MAHMUT ALİ CENGİZ KÖROSMANOĞLU

KIRSALDA ÇALIŞMANIN ZORLUKLARI

KIRSALDA ÇALIŞMANIN ZORLUKLARI 

Türkiye’de tarımı ilgilendiren bir sorun artık sadece köylerde yaşayanların sorunu olmaktan çıkmıştır. Artık tarımda bir mesele varsa bu şehirde yaşayanları da etkilemektedir. Kırsalda yaşanılan bir problem şehirde, köyde, ilçede, kasabada, yaşayan herkesi kısacası ülkemizi etkilemektedir. Örneğin hasat dönenlerinde kırsalda işçi bulunamadığı zaman ürünler hasat edilemiyor. Piyasaya arz eksikliği olduğu için fiyatlar yükseliyor. Bir tarafta meyve dalında, sebze bahçede çürürken, diğer tarafta pazarda ürün az olduğu için fiyatlar fırlıyor.

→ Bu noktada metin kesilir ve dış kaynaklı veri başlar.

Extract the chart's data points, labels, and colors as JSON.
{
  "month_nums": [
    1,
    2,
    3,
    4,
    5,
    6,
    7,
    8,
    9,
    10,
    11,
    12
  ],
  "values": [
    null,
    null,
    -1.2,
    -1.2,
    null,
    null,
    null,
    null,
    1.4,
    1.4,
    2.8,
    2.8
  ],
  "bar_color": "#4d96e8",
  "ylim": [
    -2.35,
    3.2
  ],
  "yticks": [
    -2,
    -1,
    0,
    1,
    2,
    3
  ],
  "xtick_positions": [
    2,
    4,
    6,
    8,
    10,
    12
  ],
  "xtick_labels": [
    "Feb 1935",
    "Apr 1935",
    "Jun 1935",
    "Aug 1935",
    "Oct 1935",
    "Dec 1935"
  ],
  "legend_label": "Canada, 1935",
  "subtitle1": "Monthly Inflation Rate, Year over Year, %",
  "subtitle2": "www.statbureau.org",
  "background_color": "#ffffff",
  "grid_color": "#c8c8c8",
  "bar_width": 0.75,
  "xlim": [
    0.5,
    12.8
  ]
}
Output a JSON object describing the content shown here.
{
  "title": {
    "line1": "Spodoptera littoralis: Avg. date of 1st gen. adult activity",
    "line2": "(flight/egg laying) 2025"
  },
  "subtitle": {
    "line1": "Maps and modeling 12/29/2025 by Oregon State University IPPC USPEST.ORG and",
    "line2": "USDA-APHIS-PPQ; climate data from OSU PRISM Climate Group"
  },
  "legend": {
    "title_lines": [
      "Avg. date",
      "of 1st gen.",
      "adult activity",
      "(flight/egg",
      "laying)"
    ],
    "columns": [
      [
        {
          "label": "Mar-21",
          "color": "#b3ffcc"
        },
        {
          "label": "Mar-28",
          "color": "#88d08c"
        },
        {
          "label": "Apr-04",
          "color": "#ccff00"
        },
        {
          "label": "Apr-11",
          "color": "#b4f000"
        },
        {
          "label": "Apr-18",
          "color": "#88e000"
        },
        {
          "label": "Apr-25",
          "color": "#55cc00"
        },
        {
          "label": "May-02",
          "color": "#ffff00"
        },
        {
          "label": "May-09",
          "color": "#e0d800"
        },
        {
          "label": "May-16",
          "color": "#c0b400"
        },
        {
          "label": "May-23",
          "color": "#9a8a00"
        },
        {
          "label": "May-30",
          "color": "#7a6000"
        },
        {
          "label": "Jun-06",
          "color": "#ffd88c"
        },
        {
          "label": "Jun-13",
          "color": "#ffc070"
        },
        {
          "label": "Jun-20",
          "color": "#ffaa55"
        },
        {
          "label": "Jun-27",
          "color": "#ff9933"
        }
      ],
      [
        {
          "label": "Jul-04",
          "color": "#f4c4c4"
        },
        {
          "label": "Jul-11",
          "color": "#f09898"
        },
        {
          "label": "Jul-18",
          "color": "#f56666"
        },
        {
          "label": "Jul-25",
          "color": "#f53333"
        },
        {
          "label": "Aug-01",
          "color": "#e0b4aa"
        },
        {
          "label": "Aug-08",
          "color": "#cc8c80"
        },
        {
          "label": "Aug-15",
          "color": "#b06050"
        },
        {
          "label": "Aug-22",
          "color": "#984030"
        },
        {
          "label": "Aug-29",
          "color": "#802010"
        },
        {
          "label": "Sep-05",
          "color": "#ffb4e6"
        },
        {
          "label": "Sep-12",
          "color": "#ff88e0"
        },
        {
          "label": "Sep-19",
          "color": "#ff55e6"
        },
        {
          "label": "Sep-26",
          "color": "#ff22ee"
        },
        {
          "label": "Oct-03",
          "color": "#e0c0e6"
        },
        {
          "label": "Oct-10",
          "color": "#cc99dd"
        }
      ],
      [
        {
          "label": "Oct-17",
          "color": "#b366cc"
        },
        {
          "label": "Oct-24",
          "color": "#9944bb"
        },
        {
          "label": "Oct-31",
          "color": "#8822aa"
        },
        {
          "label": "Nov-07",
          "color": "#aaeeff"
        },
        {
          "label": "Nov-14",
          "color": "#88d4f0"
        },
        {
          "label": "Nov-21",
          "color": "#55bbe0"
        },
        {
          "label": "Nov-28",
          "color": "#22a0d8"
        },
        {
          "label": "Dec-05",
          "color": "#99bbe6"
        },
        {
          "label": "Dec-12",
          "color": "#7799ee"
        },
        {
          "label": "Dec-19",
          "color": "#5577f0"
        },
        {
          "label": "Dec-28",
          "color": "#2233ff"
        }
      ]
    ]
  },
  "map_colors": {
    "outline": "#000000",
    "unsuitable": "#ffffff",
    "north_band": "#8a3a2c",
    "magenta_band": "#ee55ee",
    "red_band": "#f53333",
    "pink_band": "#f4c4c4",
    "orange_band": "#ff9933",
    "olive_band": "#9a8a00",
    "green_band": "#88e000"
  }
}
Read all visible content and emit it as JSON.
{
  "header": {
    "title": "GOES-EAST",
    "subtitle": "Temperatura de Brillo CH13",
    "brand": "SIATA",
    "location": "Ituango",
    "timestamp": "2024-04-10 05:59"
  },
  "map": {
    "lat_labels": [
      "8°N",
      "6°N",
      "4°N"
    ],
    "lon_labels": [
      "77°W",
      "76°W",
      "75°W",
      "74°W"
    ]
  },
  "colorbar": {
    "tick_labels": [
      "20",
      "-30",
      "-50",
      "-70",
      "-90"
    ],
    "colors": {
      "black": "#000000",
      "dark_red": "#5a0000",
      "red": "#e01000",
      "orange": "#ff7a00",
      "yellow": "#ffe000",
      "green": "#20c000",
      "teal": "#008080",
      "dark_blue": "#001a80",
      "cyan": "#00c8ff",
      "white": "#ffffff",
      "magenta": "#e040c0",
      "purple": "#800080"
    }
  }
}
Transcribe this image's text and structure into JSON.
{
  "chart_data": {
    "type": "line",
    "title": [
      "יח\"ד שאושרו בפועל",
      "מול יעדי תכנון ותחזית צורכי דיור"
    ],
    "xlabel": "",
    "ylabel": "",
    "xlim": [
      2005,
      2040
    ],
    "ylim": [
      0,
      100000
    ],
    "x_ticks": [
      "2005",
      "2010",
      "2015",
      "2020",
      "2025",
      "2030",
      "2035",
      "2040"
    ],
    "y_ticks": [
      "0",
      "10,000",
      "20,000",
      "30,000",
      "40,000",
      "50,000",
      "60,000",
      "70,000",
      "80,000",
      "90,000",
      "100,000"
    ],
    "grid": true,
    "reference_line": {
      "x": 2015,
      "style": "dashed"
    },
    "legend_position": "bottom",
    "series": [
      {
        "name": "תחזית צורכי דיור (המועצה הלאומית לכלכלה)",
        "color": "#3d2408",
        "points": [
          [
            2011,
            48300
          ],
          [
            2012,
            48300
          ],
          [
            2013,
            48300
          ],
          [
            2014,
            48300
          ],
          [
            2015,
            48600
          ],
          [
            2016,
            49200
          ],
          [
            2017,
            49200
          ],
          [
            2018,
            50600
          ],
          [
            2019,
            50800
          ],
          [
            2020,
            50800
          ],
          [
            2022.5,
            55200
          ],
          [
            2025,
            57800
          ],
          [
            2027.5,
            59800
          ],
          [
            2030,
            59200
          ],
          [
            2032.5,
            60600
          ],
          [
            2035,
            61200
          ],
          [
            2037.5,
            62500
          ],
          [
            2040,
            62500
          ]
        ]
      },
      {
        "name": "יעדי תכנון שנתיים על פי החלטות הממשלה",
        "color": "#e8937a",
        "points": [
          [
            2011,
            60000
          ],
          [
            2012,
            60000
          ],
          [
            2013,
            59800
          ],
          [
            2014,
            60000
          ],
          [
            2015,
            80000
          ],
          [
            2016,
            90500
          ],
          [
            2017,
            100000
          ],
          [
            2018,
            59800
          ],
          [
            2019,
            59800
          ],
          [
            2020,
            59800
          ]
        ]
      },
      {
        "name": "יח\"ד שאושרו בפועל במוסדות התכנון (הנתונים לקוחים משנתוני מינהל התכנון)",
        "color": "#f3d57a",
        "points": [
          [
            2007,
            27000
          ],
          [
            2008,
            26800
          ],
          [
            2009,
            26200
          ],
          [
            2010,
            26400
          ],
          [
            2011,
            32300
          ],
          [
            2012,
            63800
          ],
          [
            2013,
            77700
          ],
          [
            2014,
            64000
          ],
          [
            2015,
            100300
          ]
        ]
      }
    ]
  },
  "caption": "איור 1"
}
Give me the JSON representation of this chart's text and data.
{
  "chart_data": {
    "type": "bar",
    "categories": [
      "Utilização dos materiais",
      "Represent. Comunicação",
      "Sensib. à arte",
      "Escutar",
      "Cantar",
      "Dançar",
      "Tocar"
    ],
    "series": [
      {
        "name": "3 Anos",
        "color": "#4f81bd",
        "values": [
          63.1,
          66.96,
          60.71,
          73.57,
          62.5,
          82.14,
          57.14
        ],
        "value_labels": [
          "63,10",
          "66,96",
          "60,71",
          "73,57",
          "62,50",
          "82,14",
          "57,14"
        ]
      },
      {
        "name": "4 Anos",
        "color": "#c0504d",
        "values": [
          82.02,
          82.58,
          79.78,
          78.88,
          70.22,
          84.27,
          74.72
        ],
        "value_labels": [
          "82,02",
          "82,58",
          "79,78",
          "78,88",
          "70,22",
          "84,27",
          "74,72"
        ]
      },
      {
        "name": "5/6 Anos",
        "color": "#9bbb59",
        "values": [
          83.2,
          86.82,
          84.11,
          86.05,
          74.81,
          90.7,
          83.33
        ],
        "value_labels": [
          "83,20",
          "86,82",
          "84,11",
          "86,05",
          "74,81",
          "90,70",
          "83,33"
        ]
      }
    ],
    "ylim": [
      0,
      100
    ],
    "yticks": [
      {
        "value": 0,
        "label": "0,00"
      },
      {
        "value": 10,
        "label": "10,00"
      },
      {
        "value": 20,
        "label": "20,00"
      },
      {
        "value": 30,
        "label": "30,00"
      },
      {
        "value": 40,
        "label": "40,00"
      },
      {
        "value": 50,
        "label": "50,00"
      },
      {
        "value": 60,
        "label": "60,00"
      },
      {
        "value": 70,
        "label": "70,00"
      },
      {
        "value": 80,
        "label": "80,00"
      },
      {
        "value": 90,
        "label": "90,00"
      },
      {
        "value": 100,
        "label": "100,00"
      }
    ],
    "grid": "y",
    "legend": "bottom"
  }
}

Kırsalda şuanda en büyük sıkıntı çalışacak insan bulunamıyor, yani işçi sıkıntısı var.

Tarımda çalışanlar 3 başlık altında toplanır.

1-Kendi adına bağımsız çalışanlar

2-Yardımcı aile efradı dediğimiz kadın ve çocuklar, bu gruba ücretsiz aile işçisi de deniyor

3-Ücretli olarak başka birinin yanında çalışanlar, bunların bir kısmı da mevsimlik tarım işçileridir.

Kendi adına bağımsız çalışanlar ile yardımcı aile efradı dediğimiz kadın ve çocuklar kırsalda çalışanların büyük bir kısmını oluşturuyor.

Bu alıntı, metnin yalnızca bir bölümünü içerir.